Upon entering the workforce, Edmund Hillary decided to become a beekeeper with his brother Rex, since it was a seasonal job that allowed him the freedom to climb when he was not working. During his time off, Hillary climbed numerous mountains in New Zealand, the Alps, and eventually the Himalayas, where he confronted 11 peaks over 20,000 feet (6,096 meters) in elevation.

Sir Edmund Hillary and Mount Everest

After climbing these various other peaks, Edmund Hillary began to set his sights on the world's highest mountain, Mount Everest. In 1951 and 1952, he joined two surveying expeditions and was recognized by Sir John Hunt, leader of the planned 1953 expedition sponsored by the Joint Himalayan Committee of the Alpine Club of Great Britain and the Royal Geographic Society.

Since the North Col route on the Tibetan side of the mountain was closed by the Chinese government, the 1953 expedition attempted to reach the summit via the South Col route in Nepal. As the climb progressed, all but two climbers were forced to descend the mountain due to fatigue and the effects of the high altitude.

The two climbers left were Hillary and Sherpa Tenzing Norgay. After the final push for the ascent, the pair climbed atop the 29,035 foot (8,849 m) summit of Mount Everest at 11:30 a.m. on May 29, 1953.

At the time, Hillary was the first non-Sherpa to reach the summit and as a result became famous around the world but most notably in the United Kingdom because the expedition was British-led.

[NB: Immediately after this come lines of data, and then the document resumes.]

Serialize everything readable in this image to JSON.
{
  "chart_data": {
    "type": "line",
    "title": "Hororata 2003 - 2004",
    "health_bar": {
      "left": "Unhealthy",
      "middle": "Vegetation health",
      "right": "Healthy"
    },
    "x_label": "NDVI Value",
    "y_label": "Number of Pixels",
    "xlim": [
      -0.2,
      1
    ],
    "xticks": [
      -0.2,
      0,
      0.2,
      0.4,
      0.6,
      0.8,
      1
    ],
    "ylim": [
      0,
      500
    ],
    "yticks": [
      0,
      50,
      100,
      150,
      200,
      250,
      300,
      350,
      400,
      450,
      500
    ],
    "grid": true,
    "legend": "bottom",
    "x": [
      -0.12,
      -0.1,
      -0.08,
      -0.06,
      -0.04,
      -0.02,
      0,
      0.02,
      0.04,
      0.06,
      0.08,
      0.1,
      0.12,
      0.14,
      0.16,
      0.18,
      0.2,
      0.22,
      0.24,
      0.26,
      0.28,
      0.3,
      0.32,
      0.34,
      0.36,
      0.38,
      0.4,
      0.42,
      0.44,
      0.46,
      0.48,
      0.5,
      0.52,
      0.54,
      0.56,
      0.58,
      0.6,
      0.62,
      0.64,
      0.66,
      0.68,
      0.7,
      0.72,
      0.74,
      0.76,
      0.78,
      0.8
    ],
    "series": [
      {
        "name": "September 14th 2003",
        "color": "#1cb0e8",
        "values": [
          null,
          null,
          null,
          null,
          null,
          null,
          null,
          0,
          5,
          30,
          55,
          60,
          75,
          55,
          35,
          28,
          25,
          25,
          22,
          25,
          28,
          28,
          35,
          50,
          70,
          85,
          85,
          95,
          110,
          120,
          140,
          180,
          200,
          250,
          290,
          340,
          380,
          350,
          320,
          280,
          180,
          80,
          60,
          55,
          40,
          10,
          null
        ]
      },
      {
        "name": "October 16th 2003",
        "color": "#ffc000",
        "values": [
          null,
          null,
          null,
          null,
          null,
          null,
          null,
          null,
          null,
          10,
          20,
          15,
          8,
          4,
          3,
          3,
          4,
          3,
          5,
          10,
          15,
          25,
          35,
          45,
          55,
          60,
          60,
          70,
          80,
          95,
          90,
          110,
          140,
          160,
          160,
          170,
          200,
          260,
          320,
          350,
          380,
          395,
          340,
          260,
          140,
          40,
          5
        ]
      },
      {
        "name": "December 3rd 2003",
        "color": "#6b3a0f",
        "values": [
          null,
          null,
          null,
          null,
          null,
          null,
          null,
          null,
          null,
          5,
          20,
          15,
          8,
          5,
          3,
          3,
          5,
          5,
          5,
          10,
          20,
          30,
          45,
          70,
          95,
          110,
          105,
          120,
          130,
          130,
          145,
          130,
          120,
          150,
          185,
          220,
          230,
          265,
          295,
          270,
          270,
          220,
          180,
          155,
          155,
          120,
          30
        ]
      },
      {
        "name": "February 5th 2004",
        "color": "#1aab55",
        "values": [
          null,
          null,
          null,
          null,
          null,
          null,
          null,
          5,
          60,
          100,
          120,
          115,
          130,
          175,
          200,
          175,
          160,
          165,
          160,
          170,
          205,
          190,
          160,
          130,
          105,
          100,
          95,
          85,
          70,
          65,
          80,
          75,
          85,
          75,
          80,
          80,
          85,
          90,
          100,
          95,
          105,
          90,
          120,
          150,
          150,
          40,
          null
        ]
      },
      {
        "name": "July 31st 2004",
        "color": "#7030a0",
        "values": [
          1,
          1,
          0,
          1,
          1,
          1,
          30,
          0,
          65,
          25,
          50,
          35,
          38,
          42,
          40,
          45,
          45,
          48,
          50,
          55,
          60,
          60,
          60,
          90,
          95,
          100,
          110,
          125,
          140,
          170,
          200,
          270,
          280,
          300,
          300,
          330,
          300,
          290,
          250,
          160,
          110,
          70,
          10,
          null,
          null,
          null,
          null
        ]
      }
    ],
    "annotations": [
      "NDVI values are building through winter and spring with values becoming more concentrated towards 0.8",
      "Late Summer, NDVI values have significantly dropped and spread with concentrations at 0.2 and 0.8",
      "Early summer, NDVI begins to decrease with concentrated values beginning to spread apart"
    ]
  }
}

As a result, Hillary was knighted by Queen Elizabeth II when he and the rest of the climbers returned to the country.

Post-Everest Exploration of Edmund Hillary

After his success on Mount Everest, Edmund Hillary continued climbing in the Himalayas. However, he also turned his interests toward Antarctica and exploration there. From 1955-1958, he led the New Zealand section of the Commonwealth Trans-Antarctic Expedition and in 1958, he was a part of the first mechanized expedition to the South Pole.

In 1985, Hillary and Neil Armstrong flew over the Arctic Ocean and landed at the North Pole, making him the first person to reach both poles and the summit of Everest.

Edmund Hillary's Philanthropy

In addition to mountaineering and the exploration of various regions around the world, Edmund Hillary was very concerned with the well-being of the Nepalese people. During the 1960s, he spent a great deal of time in Nepal helping to develop it by building clinics, hospitals, and schools. He also founded the Himalayan Trust, an organization dedicated to improving the lives of people living in the Himalayas.

Though he helped in developing the area, Hillary was also worried about the degradation of the unique environment of the Himalayan Mountains and the problems that would occur with increased tourism and accessibility. As a result, he persuaded the government to protect the forest by making the area around Mount Everest a national park.

In order to help these changes go more smoothly, Hillary also persuaded New Zealand's government to provide aid to those areas in Nepal that needed it. In addition, Hillary devoted the rest of his life to environmental and humanitarian work on the behalf of the Nepalese people.

Because of his many accomplishments, Queen Elizabeth II named Edmund Hillary a Knight of the Order of the Garter in 1995. He also became a member of the Order of New Zealand in 1987 and was awarded the Polar Medal for his participation in the Commonwealth Trans-Antarctic Expedition. Different streets and schools in both New Zealand and around the world are also named for him, as is the Hillary Step, a technically demanding 40 ft (12 m) rock wall on the Southeast ridge near the summit of Mount Everest.

Sir Edmund Hillary died of a heart attack at Auckland Hospital in New Zealand on January 11, 2008. He was 88 years old.